Les exposants sont sélectionnés en fonction de leurs engagements. Les organisateurs refusent un tiers des demandes d’exposition. Ce qui compte n’est pas simplement de venir ou de revenir à Paris, mais que la marque soit véritablement engagée dans une démarche de progrès.



 
 

Après avoir observé au démarrage du salon un intérêt croissant des consommateurs, Isabelle Quéhé (voir son intervention dans la vidéo ci-dessus), la Fondatrice du Salon, que j’ai rencontrée, constate depuis peu un reflux, ce qui n'est pas bon, puisque la mode éthique ne représenterait environ qu’1% du marché.

Ce tassement s’inscrit dans la crise du secteur textile, qui voit le consommateur se concentrer avant tout sur le prix. Dans la recherche des bonnes affaires, les Français disposent d’une offre abondante issue du « Fast-Fashion », dont le renouvellement de plus en plus rapide donne le tournis.

Le Salon Ethical Fashion Show propose le contraire
« Nos exposants présentent des produits attrayants, mais aussi de bonne qualité et qui durent. Mais, il existe malheureusement peu de place pour la découverte, certaines boutiques ayant été échaudées. » 
Il est difficile de rentrer dans les rayons des boutiques multimarques traditionnelles. A tel point que face aux défis d’expliquer ce que signifie la notion de « travail décent », certains producteurs éthiques font le choix ces derniers temps de ne plus communiquer sur cet aspect.



Mais, le textile responsable n’est pas le seul secteur à souffrir. Un article de Novethic de mai 2012 signalait que les ventes de produits Fair Trade dans les grandes surface avait baissé en France de 9,2 % en 2010, puis de 4% l’année dernière. Avec même, pour la première fois, une baisse des ventes des marques de distributeurs de 1,2 %.

A l’opposé, l’Allemagne se distingue par une filière éthique et naturelle qui bénéficie à la fois de la bonne santé de l’économie, mais aussi de la fibre écolo d’une partie importante de la population. Le réseau de distribution outre-Rhin est aussi plus dense pour ce type de produits.

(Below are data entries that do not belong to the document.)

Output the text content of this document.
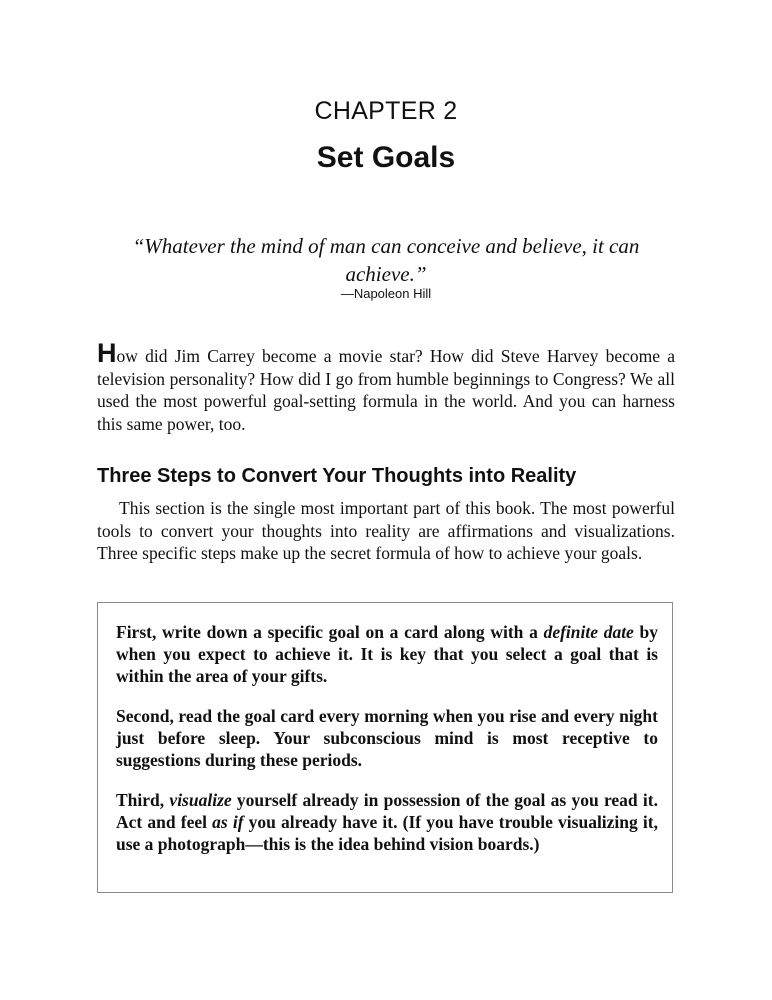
CHAPTER 2
Set Goals
“Whatever the mind of man can conceive and believe, it can achieve.”
—Napoleon Hill

How did Jim Carrey become a movie star? How did Steve Harvey become a television personality? How did I go from humble beginnings to Congress? We all used the most powerful goal-setting formula in the world. And you can harness this same power, too.

Three Steps to Convert Your Thoughts into Reality

This section is the single most important part of this book. The most powerful tools to convert your thoughts into reality are affirmations and visualizations. Three specific steps make up the secret formula of how to achieve your goals.

First, write down a specific goal on a card along with a definite date by when you expect to achieve it. It is key that you select a goal that is within the area of your gifts.

Second, read the goal card every morning when you rise and every night just before sleep. Your subconscious mind is most receptive to suggestions during these periods.

Third, visualize yourself already in possession of the goal as you read it. Act and feel as if you already have it. (If you have trouble visualizing it, use a photograph—this is the idea behind vision boards.)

Une prise de conscience relative

Si la mode Green commence à être identifiée, le consommateur perçoit mal ce que signifie le « respect des droits humains ». Pourtant, Isabelle Quéhé souligne que le non respect des droits des travailleurs (OIT) s’accompagne généralement d’un mépris envers la planète, notamment en ce qui concerne l’utilisation de l’eau.

 Pourtant, les designers des 4 coins du monde ne sont pas isolés dans une tour d’ivoire. Des ONG sont actives sur ce terrain comme Yamana ainsi que des associations locales. Il faut aussi compter sur le dynamisme des groupements d’artisans. Des ONG contribuent également à aider au maintien de certains savoir-faire traditionnels auprès de groupes de femmes.

Les ambitions des grandes marques

Reste à savoir si la conversion de certains mastodontes comme les Galeries Lafayette ou encore H&M (Conscious) va apporter de l’eau à leur moulin.

Sur cette dernière initiative, le groupe suédois indique notamment avoir donné 2,3 millions de vêtements à des œuvres caritatives et avoir informé de leurs droits 440.000 ouvriers au Bangladesh.

Mais, le créneau éthique n’est pas sans risque. Pour la créatrice du salon, les global brands doivent faire attention à ne pas être accusées demain par la société civile de green ou de socialwashing. Surtout si elles ont engagé de grosses campagnes marketing en ce sens.

Selon un article du Guardian de novembre 2011, H&M se serait ainsi remis à utiliser du PVC, malgré des engagements pris en ce sens en 2002.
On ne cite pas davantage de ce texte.